A pre-print released today entitled "7 Myths in Machine Learning Research"
should give some pause to those who think that the success of AlphaGo/Zero and other
AI systems indicates that The Singularity is nigh.
https://arxiv.org/pdf/1902.06789.pdf
Late response, but I didn't even notice this thread until now (can we not have an AI thread in OT?). Anyway, I don't think the "singularity is nigh" at all, but I also don't think this paper is a very alarming rebuke of the state of ML research.
Myth 1: TensorFlow is a Tensor manipulation library - in the worst case, this is an implementation problem that the TensorFlow and PyTorch teams can fix (and maybe have already fixed). However, the issue also strikes me as greatly overstated. It's extremely rare for anyone to use Newton's method or something else that needs the Hessian. They also mention SVM optimization, but everyone uses Liblinear or LibSVM for that, which are super well-designed and efficient toolboxes. And no one uses deep learning libraries for stuff like Lasso regressions. The severity and relevance of this point seems off to me.
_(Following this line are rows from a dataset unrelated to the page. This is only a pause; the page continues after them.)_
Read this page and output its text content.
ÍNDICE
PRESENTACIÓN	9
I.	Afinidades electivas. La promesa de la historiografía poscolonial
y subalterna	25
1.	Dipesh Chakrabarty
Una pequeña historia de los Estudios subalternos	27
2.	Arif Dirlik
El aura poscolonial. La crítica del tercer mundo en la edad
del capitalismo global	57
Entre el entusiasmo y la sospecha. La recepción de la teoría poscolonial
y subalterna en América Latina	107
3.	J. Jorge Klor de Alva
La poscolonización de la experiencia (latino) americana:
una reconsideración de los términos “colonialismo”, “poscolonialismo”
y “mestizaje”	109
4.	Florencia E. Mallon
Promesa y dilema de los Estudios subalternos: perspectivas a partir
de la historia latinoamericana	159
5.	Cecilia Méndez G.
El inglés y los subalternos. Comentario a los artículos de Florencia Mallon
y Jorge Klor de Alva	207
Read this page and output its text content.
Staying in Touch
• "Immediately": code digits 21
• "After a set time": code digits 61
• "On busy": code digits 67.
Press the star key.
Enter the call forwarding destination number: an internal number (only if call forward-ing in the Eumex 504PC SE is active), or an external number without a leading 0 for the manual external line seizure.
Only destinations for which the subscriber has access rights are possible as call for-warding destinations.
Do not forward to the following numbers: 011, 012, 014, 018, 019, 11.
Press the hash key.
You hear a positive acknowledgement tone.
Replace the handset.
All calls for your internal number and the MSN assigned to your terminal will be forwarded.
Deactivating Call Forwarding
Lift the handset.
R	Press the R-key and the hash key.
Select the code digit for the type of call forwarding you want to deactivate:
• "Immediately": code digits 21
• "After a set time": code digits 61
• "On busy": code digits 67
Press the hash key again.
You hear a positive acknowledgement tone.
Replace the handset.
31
Myth 2: Image datasets are representative of real images found in the wild - They point out some important limitations of deep learning, but this isn't really a myth. Everyone knows this isn't true. And ML people are generally quite concerned with the distributional limitations of their datasets.
Myth 3: Machine Learning researchers do not use the test set for validation - This one's pretty bad and I think it's largely correct. A lot of people, both inadvertently and deliberately, leak information from the test set in one form or another, causing overfitting and optimistic performance.
Myth 4: Every datapoint is used in training a neural network - I guess this one is kind of a myth? But I'm not sure the statement "Shockingly, 30% of the datapoints in CIFAR-10 can be removed, without changing test accuracy by much" is actually shocking. It's also something that a lot of people study. If I recall correctly, the "forgetting" phenomenon they mention has gotten a lot of attention through things like the "information bottleneck" literature. And sample importance is a hot topic. For example, computing Shapley scores for the samples. So this just is not really an "alarming" issue.
Myth 5: We need (batch) normalization to train very deep residual networks - I don't know much about resnets or how important batch normalization is. Overall, this myth seems pretty minor and esoteric to me.
Myth 6: Attention > Convolution - I think you can interpret convolution as a type of attention. But otherwise... so what? It's not like attention isn't a super important feature of recent models (for example, transformers). Or that people don't think convolution is one of the most important features.
Myth 7: Saliency maps are robust ways to interpret neural networks - I think this is one of those cases where by the time someone has written a paper like this, a lot of the field's insiders are well aware of the criticism.